Gomawo.” Jonghyun tersenyum lalu duduk di depan Habin. Minho yang kesal harus meredam kuat-kuat emosinya karena tidak ingin membuat suasana menjadi tak nyaman.

“Dimana teman-temanmu? Tidak biasanya kau sendiri,” Minho bertanya dengan nada meremehkan.

“Mereka sedang ada tugas yang harus segera diselesaikan,” Jawab Jonghyun santai.

Minho memainkan sendoknya–memutar-mutarnya–di atas piring hingga terlihat seperti sedang menari. “Atau mungkin mereka menjauhimu karena sudah tau apa yang telah kau perbuat?” Habin dan Jonghyun sontak menoleh kearah Minho. Jonghyun menyipitkan matanya.

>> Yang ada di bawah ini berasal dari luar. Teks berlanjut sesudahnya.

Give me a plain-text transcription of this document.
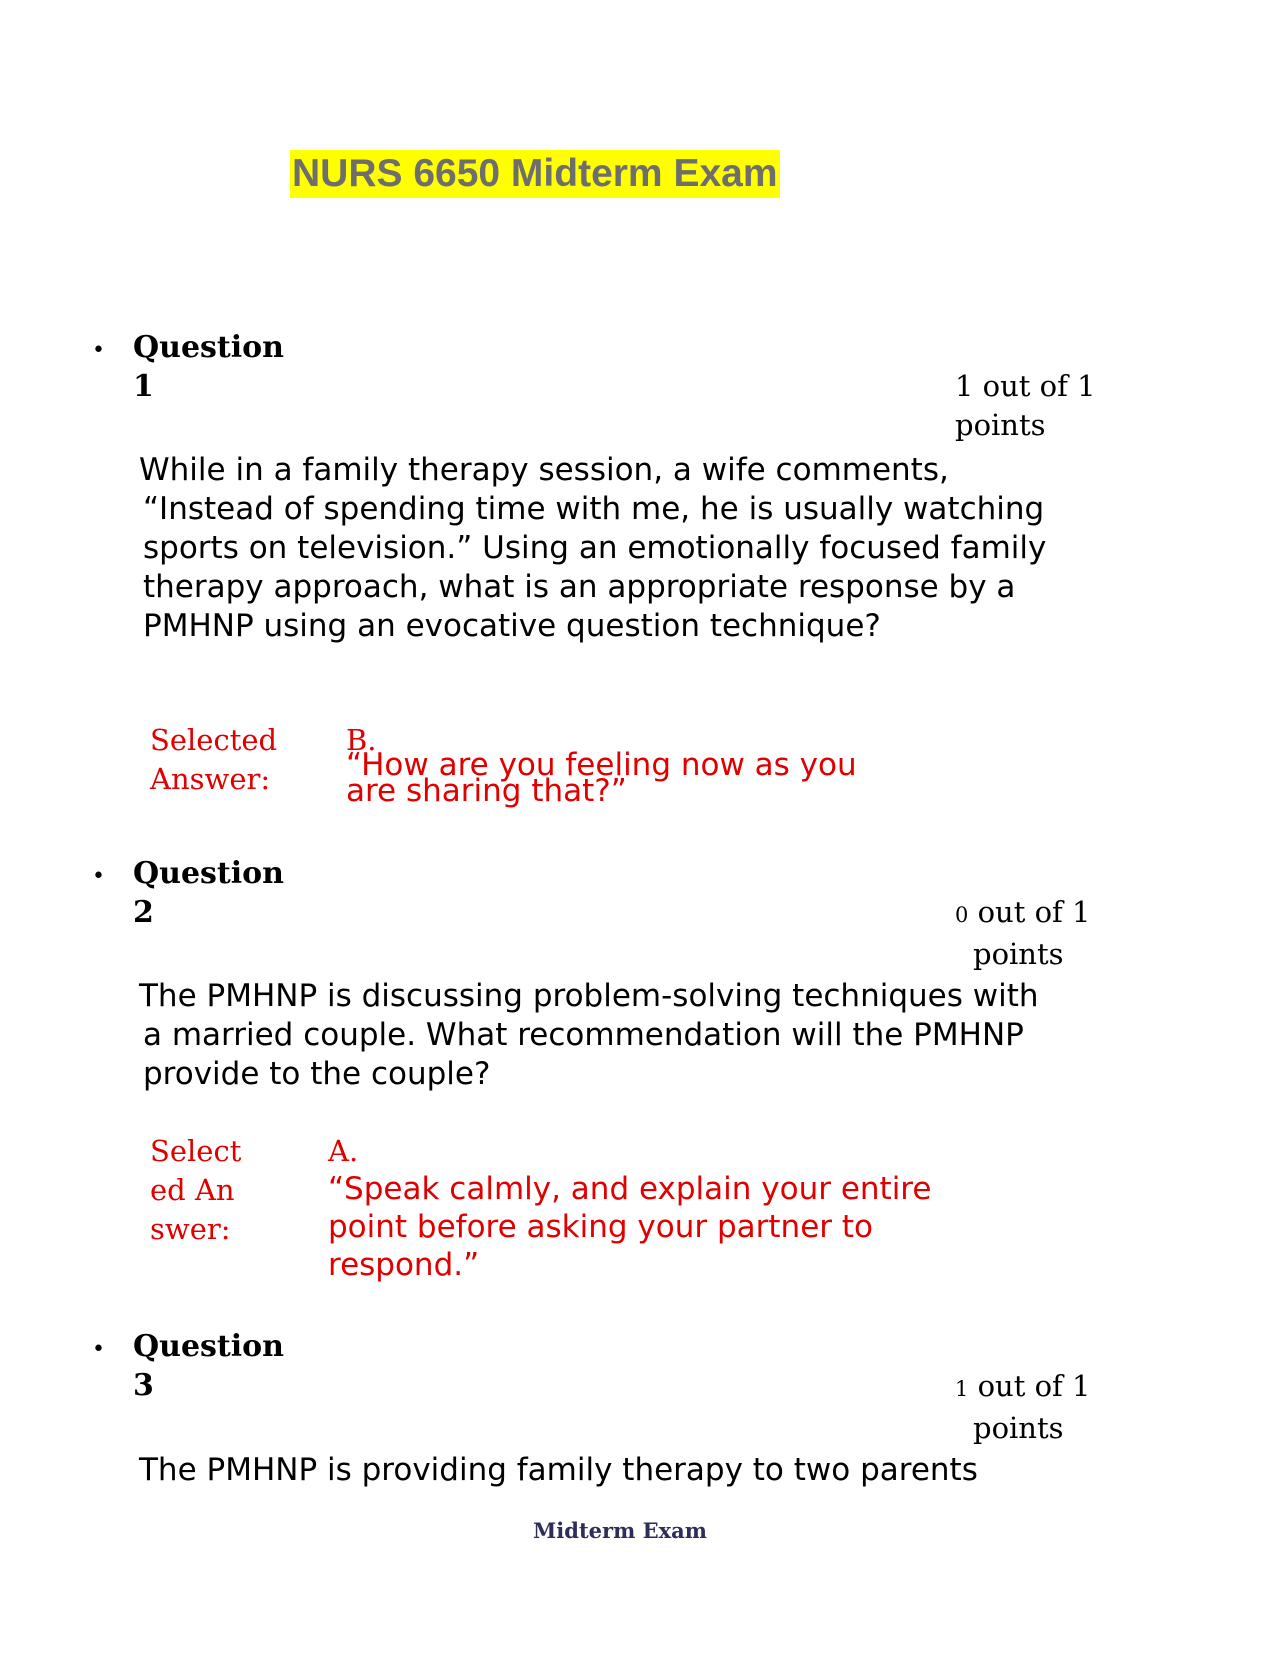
NURS 6650 Midterm Exam
• Question
1	1 out of 1
points

While in a family therapy session, a wife comments, “Instead of spending time with me, he is usually watching sports on television.” Using an emotionally focused family therapy approach, what is an appropriate response by a PMHNP using an evocative question technique?

Selected Answer:
B.
“How are you feeling now as you are sharing that?”
• Question
2	0 out of 1
points

The PMHNP is discussing problem-solving techniques with a married couple. What recommendation will the PMHNP provide to the couple?

Selected Answer:
A.
“Speak calmly, and explain your entire point before asking your partner to respond.”
• Question
3	1 out of 1
points

The PMHNP is providing family therapy to two parents

Midterm Exam
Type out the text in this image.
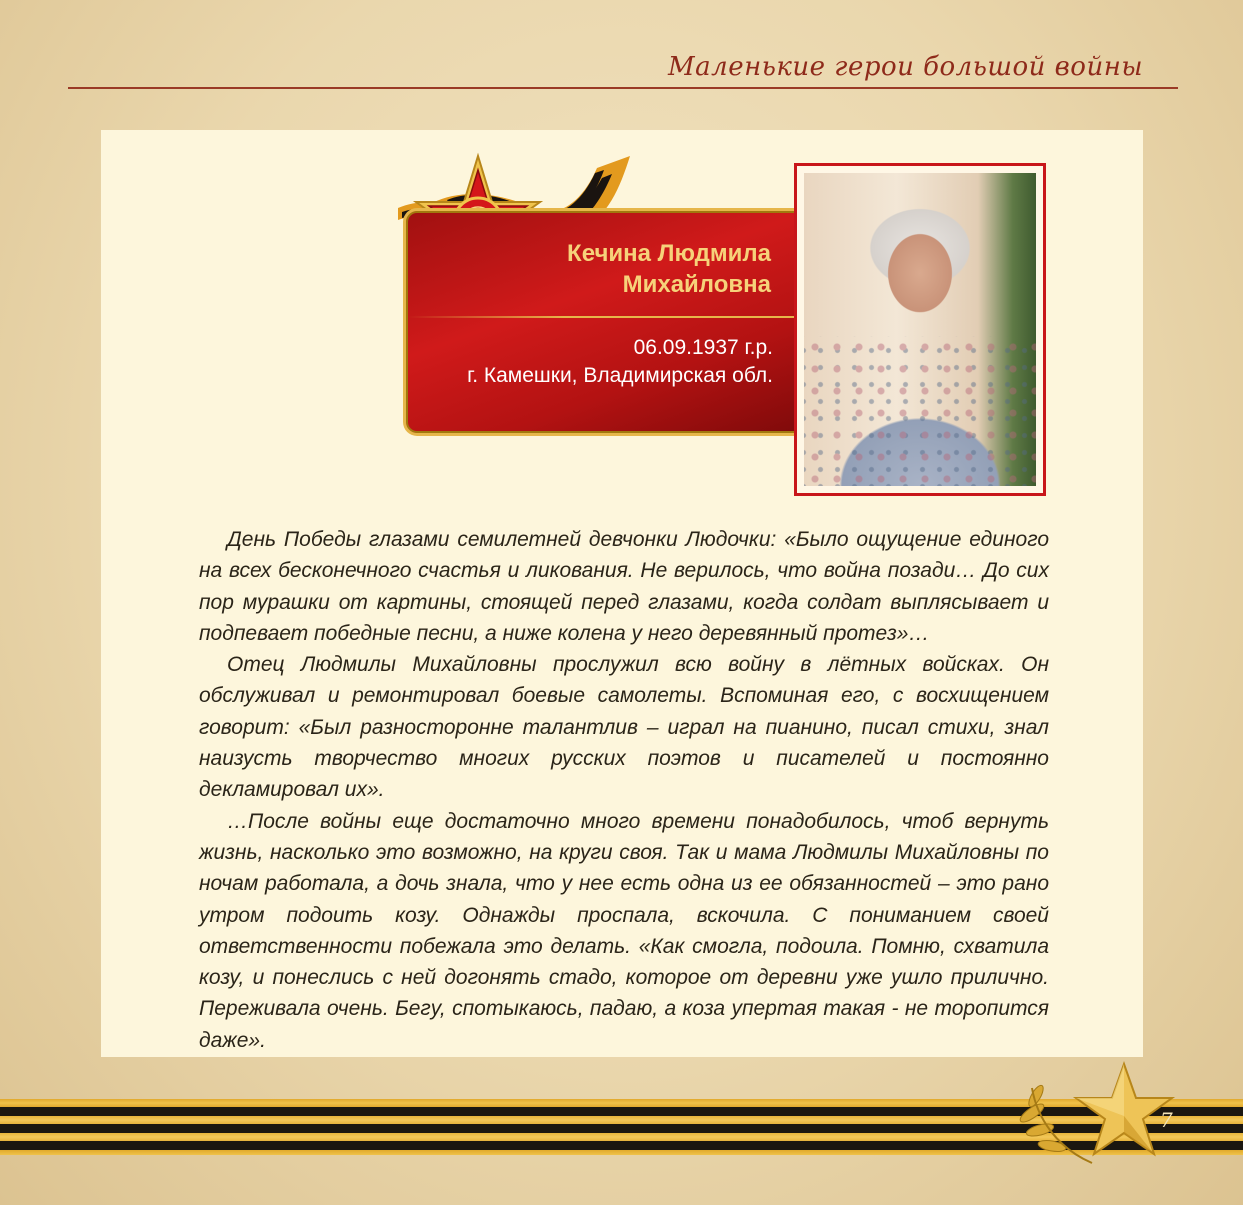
Маленькие герои большой войны
Кечина Людмила
Михайловна
06.09.1937 г.р.
г. Камешки, Владимирская обл.

День Победы глазами семилетней девчонки Людочки: «Было ощущение единого на всех бесконечного счастья и ликования. Не верилось, что война позади… До сих пор мурашки от картины, стоящей перед глазами, когда солдат выплясывает и подпевает победные песни, а ниже колена у него деревянный протез»…

Отец Людмилы Михайловны прослужил всю войну в лётных войсках. Он обслуживал и ремонтировал боевые самолеты. Вспоминая его, с восхищением говорит: «Был разносторонне талантлив – играл на пианино, писал стихи, знал наизусть творчество многих русских поэтов и писателей и постоянно декламировал их».

…После войны еще достаточно много времени понадобилось, чтоб вернуть жизнь, насколько это возможно, на круги своя. Так и мама Людмилы Михайловны по ночам работала, а дочь знала, что у нее есть одна из ее обязанностей – это рано утром подоить козу. Однажды проспала, вскочила. С пониманием своей ответственности побежала это делать. «Как смогла, подоила. Помню, схватила козу, и понеслись с ней догонять стадо, которое от деревни уже ушло прилично. Переживала очень. Бегу, спотыкаюсь, падаю, а коза упертая такая - не торопится даже».

7
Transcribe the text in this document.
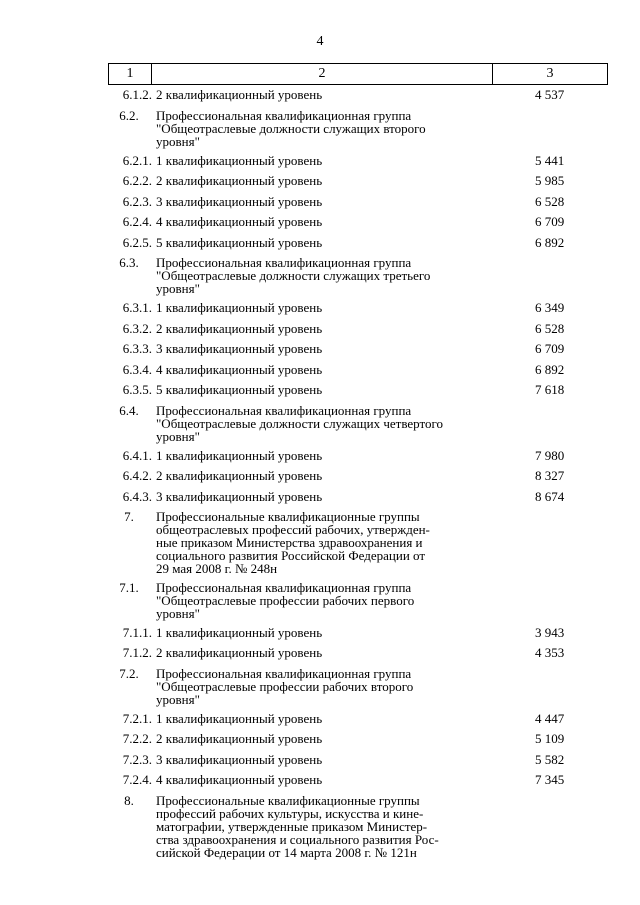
4
1	2	3
6.1.2. 2 квалификационный уровень	4 537
6.2.	Профессиональная квалификационная группа
"Общеотраслевые должности служащих второго
уровня"
6.2.1. 1 квалификационный уровень	5 441
6.2.2. 2 квалификационный уровень	5 985
6.2.3. 3 квалификационный уровень	6 528
6.2.4. 4 квалификационный уровень	6 709
6.2.5. 5 квалификационный уровень	6 892
6.3.	Профессиональная квалификационная группа
"Общеотраслевые должности служащих третьего
уровня"
6.3.1. 1 квалификационный уровень	6 349
6.3.2. 2 квалификационный уровень	6 528
6.3.3. 3 квалификационный уровень	6 709
6.3.4. 4 квалификационный уровень	6 892
6.3.5. 5 квалификационный уровень	7 618
6.4.	Профессиональная квалификационная группа
"Общеотраслевые должности служащих четвертого
уровня"
6.4.1. 1 квалификационный уровень	7 980
6.4.2. 2 квалификационный уровень	8 327
6.4.3. 3 квалификационный уровень	8 674
7.	Профессиональные квалификационные группы
общеотраслевых профессий рабочих, утвержден-
ные приказом Министерства здравоохранения и
социального развития Российской Федерации от
29 мая 2008 г. № 248н
7.1.	Профессиональная квалификационная группа
"Общеотраслевые профессии рабочих первого
уровня"
7.1.1. 1 квалификационный уровень	3 943
7.1.2. 2 квалификационный уровень	4 353
7.2.	Профессиональная квалификационная группа
"Общеотраслевые профессии рабочих второго
уровня"
7.2.1. 1 квалификационный уровень	4 447
7.2.2. 2 квалификационный уровень	5 109
7.2.3. 3 квалификационный уровень	5 582
7.2.4. 4 квалификационный уровень	7 345
8.	Профессиональные квалификационные группы
профессий рабочих культуры, искусства и кине-
матографии, утвержденные приказом Министер-
ства здравоохранения и социального развития Рос-
сийской Федерации от 14 марта 2008 г. № 121н
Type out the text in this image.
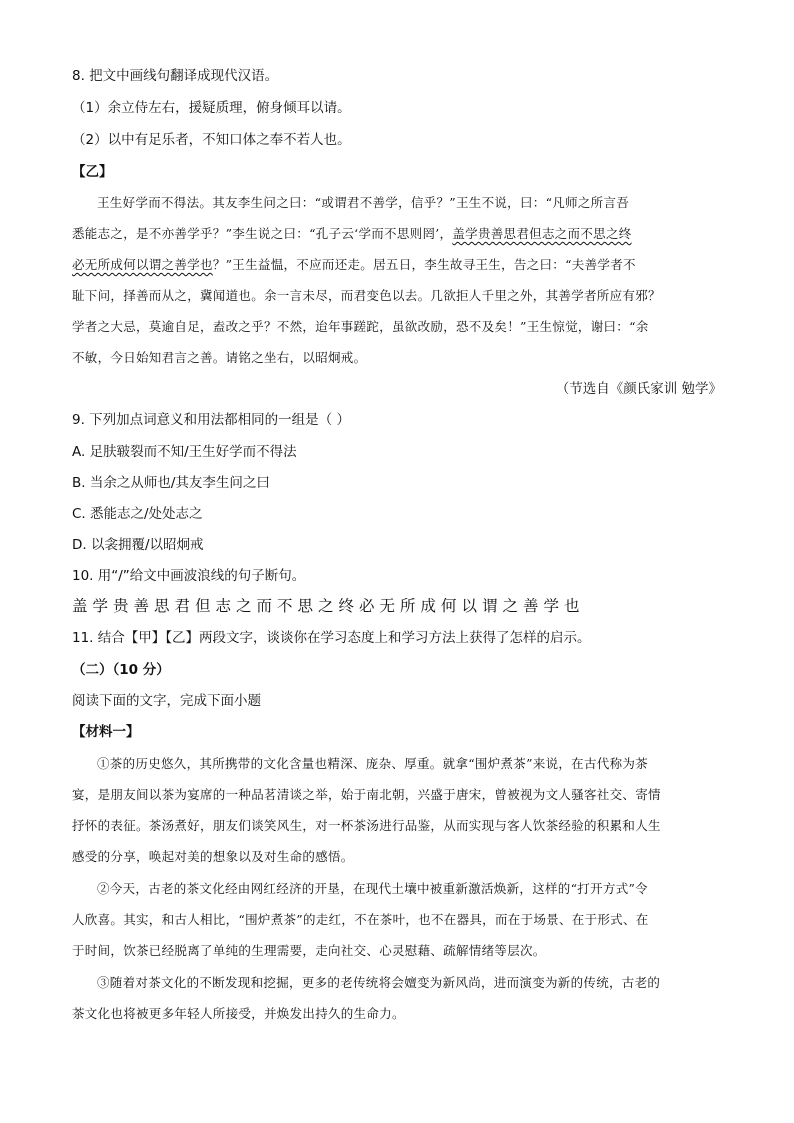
8. 把文中画线句翻译成现代汉语。
（1）余立侍左右，援疑质理，俯身倾耳以请。
（2）以中有足乐者，不知口体之奉不若人也。
【乙】
王生好学而不得法。其友李生问之曰：“或谓君不善学，信乎？”王生不说，曰：“凡师之所言吾
悉能志之，是不亦善学乎？”李生说之曰：“孔子云‘学而不思则罔’，盖学贵善思君但志之而不思之终
必无所成何以谓之善学也？”王生益愠，不应而还走。居五日，李生故寻王生，告之曰：“夫善学者不
耻下问，择善而从之，冀闻道也。余一言未尽，而君变色以去。几欲拒人千里之外，其善学者所应有邪？
学者之大忌，莫逾自足，盍改之乎？不然，迨年事蹉跎，虽欲改励，恐不及矣！”王生惊觉，谢曰：“余
不敏，今日始知君言之善。请铭之坐右，以昭炯戒。
（节选自《颜氏家训 勉学》
9. 下列加点词意义和用法都相同的一组是（ ）
A. 足肤皲裂而不知/王生好学而不得法
B. 当余之从师也/其友李生问之曰
C. 悉能志之/处处志之
D. 以衾拥覆/以昭炯戒
10. 用“/”给文中画波浪线的句子断句。
盖学贵善思君但志之而不思之终必无所成何以谓之善学也
11. 结合【甲】【乙】两段文字，谈谈你在学习态度上和学习方法上获得了怎样的启示。
（二）（10 分）
阅读下面的文字，完成下面小题
【材料一】
①茶的历史悠久，其所携带的文化含量也精深、庞杂、厚重。就拿“围炉煮茶”来说，在古代称为茶
宴，是朋友间以茶为宴席的一种品茗清谈之举，始于南北朝，兴盛于唐宋，曾被视为文人骚客社交、寄情
抒怀的表征。茶汤煮好，朋友们谈笑风生，对一杯茶汤进行品鉴，从而实现与客人饮茶经验的积累和人生
感受的分享，唤起对美的想象以及对生命的感悟。
②今天，古老的茶文化经由网红经济的开垦，在现代土壤中被重新激活焕新，这样的“打开方式”令
人欣喜。其实，和古人相比，“围炉煮茶”的走红，不在茶叶，也不在器具，而在于场景、在于形式、在
于时间，饮茶已经脱离了单纯的生理需要，走向社交、心灵慰藉、疏解情绪等层次。
③随着对茶文化的不断发现和挖掘，更多的老传统将会嬗变为新风尚，进而演变为新的传统，古老的
茶文化也将被更多年轻人所接受，并焕发出持久的生命力。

“Apa maksudmu?” tanya Jonghyun bingung. Minho hanya menjawabnya dengan sebuah seringaian.

Habin menghela napas, ‘Mengapa Minho selalu saja bersikap seperti ini bila berada di dekat Jonghyun?’

Habin menggerakkan tangannya untuk mengambil gelas berisi air minum yang berada di atas meja di dekat posisi Jonghyun duduk tapi tangan Habin malah mendorong gelas itu hingga pecah karena jatuh ke lantai keramik kantin. Suara gelas peceh itu membuat semua pasang mata di kantin menatap kearah mereka.

Ah, pabo saram.”

Habin buru-buru membersihkan serpihan beling dari gelas tadi. Jonghyun yang tidak tega beranjak dari kursi dan membantu Habin.

“Biar aku saja yang membersihkannya, nanti jarimu bisa terluka.” Jonghyun berusaha menghentikan Habin.

“Tapi ini ulahku, biar saja aku yang– aww!” Habin meringis kecil dan menekan jari manisnya dengan jari dari tangan yang lain untuk menghentikan darah yang keluar.

“Sudah kubilang biar aku saja. Lihat, jarimu terluka kan.” Jonghyun menarik jari manis Habin dan memasukkannya ke dalam mulutnya. Mata Habin membulat. Minho pun kaget dengan tindakan Jonghyun. ­Yeoja-yeoja di sekitar mereka mulai berbisik-bisik dan menatap Habin sinis.

Jonghyun mengeluarkan jari Habin dari mulutnya. “Apa masih sakit?” tanyanya pada Habin namun Habin hanya bergeming.

Minho yang sudah sangat kesal segera beranjak dari tempat duduknya dan meraih lengan Habin dan menariknya berdiri. “Kajja.” Minho turun ke pergelangan tangan Habin dan menariknya menjauhi tempat itu tapi Habin menahannya. “Aku belum membersihkan serpihan beling itu Minho. Aku yang memecahkannya tadi.” Habin berusaha melepaskan tangannya dari Minho tapi Minho menggenggamnya lebih erat.

“Dia sudah menawarkan diri membersihkan serpihan itu bukan?”

“Geundae–“

“Sudahlah, ayo pergi dari sini.” Minho menarik Habin paksa menjauhi tempat itu. Jonghyun menghela napas untuk menenangkan diri atas tindakan Minho tadi lalu membersihkan serpihan itu perlahan. “Kau berlebihan Minho,” benak Jonghyun. Seusai membersihkan semua serpihan, Jonghyun kembali ke kelasnya.

-Habin POV-

Minho menarikku paksa menjauhi kantin. Raut mukanya terlihat kesal. Rahang yang mengeras, mata yang seperti menyorotkan kebencian, serta bibir yang terkatup rapat menjadi buktinya. Cengkramannya di pergelangan tanganku juga sebenarnya terlalu kuat, mungkin akan meninggalkan bekas merah saat dia melepaskan tangannya nanti.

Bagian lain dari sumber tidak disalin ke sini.